Private consumption remained the most stable component of growth in 2025. Retail sales turnover rose by 3%, and service consumption expanded by 2.6%, driven mainly by tourism and hospitality (on a yearly comparison).
Income-supporting measures for 2026 (such as expanding family tax benefits, the 13th month pension plus the first part of the 14th month pension, public sector wage adjustments and bonuses, etc.) are expected to provide additional support in the first half of the year. However, rising inflation and potential fiscal adjustments will likely slow household consumption growth in the second half of the year.

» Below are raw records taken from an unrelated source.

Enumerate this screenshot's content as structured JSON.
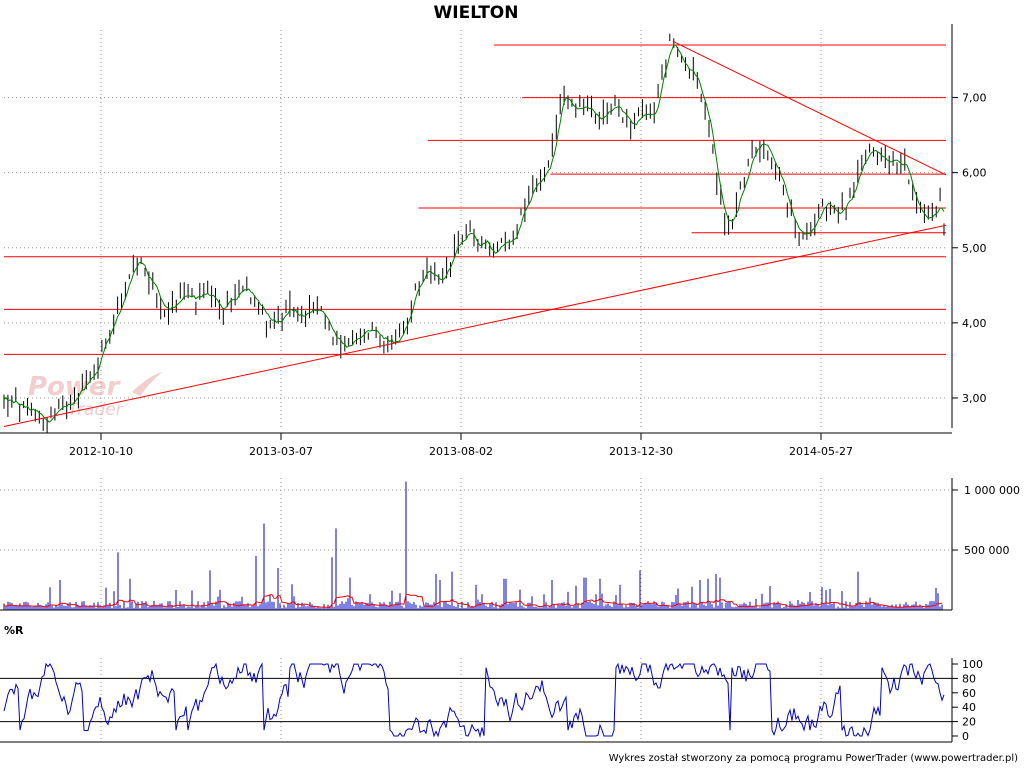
{
  "title": "WIELTON",
  "footer": "Wykres został stworzony za pomocą programu PowerTrader (www.powertrader.pl)",
  "watermark": {
    "line1": "Power",
    "line2": "Trader"
  },
  "colors": {
    "price_bars": "#000000",
    "price_line": "#008000",
    "levels": "#ff0000",
    "volume_bars": "#0000cc",
    "volume_avg": "#ff0000",
    "wr_line": "#0000cc",
    "grid": "#9a9a9a",
    "watermark": "#f0c8c8"
  },
  "chart_data": [
    {
      "type": "line",
      "panel": "price",
      "title": "WIELTON",
      "x_ticks": [
        "2012-10-10",
        "2013-03-07",
        "2013-08-02",
        "2013-12-30",
        "2014-05-27"
      ],
      "y_ticks": [
        "3,00",
        "4,00",
        "5,00",
        "6,00",
        "7,00"
      ],
      "ylim": [
        2.6,
        7.9
      ],
      "price_path": [
        [
          0,
          2.95
        ],
        [
          6,
          2.92
        ],
        [
          12,
          2.82
        ],
        [
          16,
          2.8
        ],
        [
          22,
          2.7
        ],
        [
          28,
          2.8
        ],
        [
          34,
          2.95
        ],
        [
          40,
          3.15
        ],
        [
          46,
          3.35
        ],
        [
          52,
          3.8
        ],
        [
          58,
          4.2
        ],
        [
          62,
          4.4
        ],
        [
          66,
          4.75
        ],
        [
          69,
          4.8
        ],
        [
          72,
          4.62
        ],
        [
          76,
          4.48
        ],
        [
          80,
          4.22
        ],
        [
          84,
          4.15
        ],
        [
          88,
          4.28
        ],
        [
          92,
          4.42
        ],
        [
          98,
          4.28
        ],
        [
          104,
          4.4
        ],
        [
          110,
          4.18
        ],
        [
          116,
          4.3
        ],
        [
          122,
          4.52
        ],
        [
          128,
          4.32
        ],
        [
          134,
          4.05
        ],
        [
          140,
          4.02
        ],
        [
          146,
          4.18
        ],
        [
          152,
          4.1
        ],
        [
          158,
          4.2
        ],
        [
          164,
          4.05
        ],
        [
          170,
          3.75
        ],
        [
          176,
          3.68
        ],
        [
          182,
          3.82
        ],
        [
          188,
          3.92
        ],
        [
          194,
          3.78
        ],
        [
          200,
          3.72
        ],
        [
          206,
          4.02
        ],
        [
          210,
          4.45
        ],
        [
          214,
          4.6
        ],
        [
          218,
          4.7
        ],
        [
          222,
          4.5
        ],
        [
          226,
          4.72
        ],
        [
          230,
          4.95
        ],
        [
          234,
          5.15
        ],
        [
          238,
          5.25
        ],
        [
          242,
          5.0
        ],
        [
          246,
          5.08
        ],
        [
          250,
          4.9
        ],
        [
          254,
          5.05
        ],
        [
          258,
          5.08
        ],
        [
          262,
          5.28
        ],
        [
          266,
          5.58
        ],
        [
          270,
          5.82
        ],
        [
          274,
          5.98
        ],
        [
          278,
          6.05
        ],
        [
          282,
          6.55
        ],
        [
          285,
          7.1
        ],
        [
          290,
          6.88
        ],
        [
          296,
          6.9
        ],
        [
          302,
          6.7
        ],
        [
          308,
          6.8
        ],
        [
          314,
          6.85
        ],
        [
          320,
          6.65
        ],
        [
          326,
          6.75
        ],
        [
          332,
          6.82
        ],
        [
          336,
          7.3
        ],
        [
          340,
          7.7
        ],
        [
          344,
          7.55
        ],
        [
          348,
          7.4
        ],
        [
          352,
          7.35
        ],
        [
          356,
          7.0
        ],
        [
          360,
          6.6
        ],
        [
          364,
          5.9
        ],
        [
          368,
          5.35
        ],
        [
          372,
          5.35
        ],
        [
          376,
          5.78
        ],
        [
          380,
          6.05
        ],
        [
          384,
          6.38
        ],
        [
          388,
          6.4
        ],
        [
          392,
          6.2
        ],
        [
          396,
          5.95
        ],
        [
          400,
          5.55
        ],
        [
          404,
          5.28
        ],
        [
          408,
          5.1
        ],
        [
          412,
          5.28
        ],
        [
          416,
          5.52
        ],
        [
          420,
          5.58
        ],
        [
          424,
          5.5
        ],
        [
          428,
          5.5
        ],
        [
          432,
          5.65
        ],
        [
          436,
          5.95
        ],
        [
          440,
          6.25
        ],
        [
          444,
          6.32
        ],
        [
          448,
          6.25
        ],
        [
          452,
          6.18
        ],
        [
          456,
          6.12
        ],
        [
          460,
          6.1
        ],
        [
          462,
          5.85
        ],
        [
          466,
          5.55
        ],
        [
          470,
          5.38
        ],
        [
          474,
          5.48
        ],
        [
          478,
          5.6
        ],
        [
          480,
          5.3
        ]
      ],
      "hlines": [
        {
          "y": 7.7,
          "from": 0.52,
          "to": 1.0
        },
        {
          "y": 7.0,
          "from": 0.55,
          "to": 1.0
        },
        {
          "y": 6.43,
          "from": 0.45,
          "to": 1.0
        },
        {
          "y": 5.98,
          "from": 0.58,
          "to": 1.0
        },
        {
          "y": 5.53,
          "from": 0.44,
          "to": 1.0
        },
        {
          "y": 5.2,
          "from": 0.73,
          "to": 1.0
        },
        {
          "y": 4.88,
          "from": 0.0,
          "to": 1.0
        },
        {
          "y": 4.18,
          "from": 0.0,
          "to": 1.0
        },
        {
          "y": 3.58,
          "from": 0.0,
          "to": 1.0
        }
      ],
      "trendlines": [
        {
          "x1": 0.0,
          "y1": 2.62,
          "x2": 1.0,
          "y2": 5.3
        },
        {
          "x1": 0.71,
          "y1": 7.75,
          "x2": 1.0,
          "y2": 5.97
        }
      ]
    },
    {
      "type": "bar",
      "panel": "volume",
      "y_ticks": [
        "500 000",
        "1 000 000"
      ],
      "ylim": [
        0,
        1100000
      ]
    },
    {
      "type": "line",
      "panel": "williams_r",
      "label": "%R",
      "y_ticks": [
        "0",
        "20",
        "40",
        "60",
        "80",
        "100"
      ],
      "ylim": [
        0,
        100
      ],
      "levels": [
        20,
        80
      ]
    }
  ]
}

Industrial performance continued to decline for the third consecutive year in 2025, contracting by 3.5% (year-on-year). The weakest segments were vehicle and machinery manufacturing and electrical equipment production (mainly due to negative trends in battery production), while computer manufacturing provided the only positive contribution. Regional disparities remained significant, particularly within automotive clusters.
This year, industrial output is forecast to expand by 1-2%, supported by major new investments entering production, including a capacity expansion at Mercedes-Benz factory, the new BMW and BYD car plants, and the inauguration of Chinese battery production companies.
The construction sector posted limited growth of 1.6% in 2025 but remained 8% below the 2021 level. Residential construction reached a historic low, though the 40% increase in building permits indicates an impending recovery. A 1-2% growth rate is projected for 2026.
The trade in goods remained relatively stable, with exports rising by 1.1% and imports by 1.6% in the first 11 months of 2025, while service exports achieved a record EUR 9.3 billion surplus in Q1-Q3. The current account posted a nearly EUR 3 bln surplus over the first three quarters of 2025. The full-year external balance of the Hungarian economy remained in a comfortable surplus, a trend seen as likely to be repeated in 2026.
However, the fiscal deficit exceeded expectations, reaching HUF 5.739 trillion (on a cash basis), and public debt increased to 74.6% of GDP by year-end. Some fiscal adjustment measures may be necessary if the 5% budget deficit target is to be met; clearly, it is something the government to be formed after the April elections should address.
Inflation had moderated to 3.3% by the end of 2025, averaging 4.4% for the year. In early 2026, it is expected to fall within the 2–3% range but may rise again later in the year, depending partly on government price measures.
The National Bank of Hungary (MNB) held its key policy rate steady at 6.5% throughout 2025 and in its first rate setters’ meeting in January 2026. A gradual easing cycle is anticipated in 2026, with the base rate falling to around 5.75% by the year-end. Following last year’s strong forint appreciation, the exchange rate is expected to stabilize in 2026, fluctuating between HUF 385–395 per euro.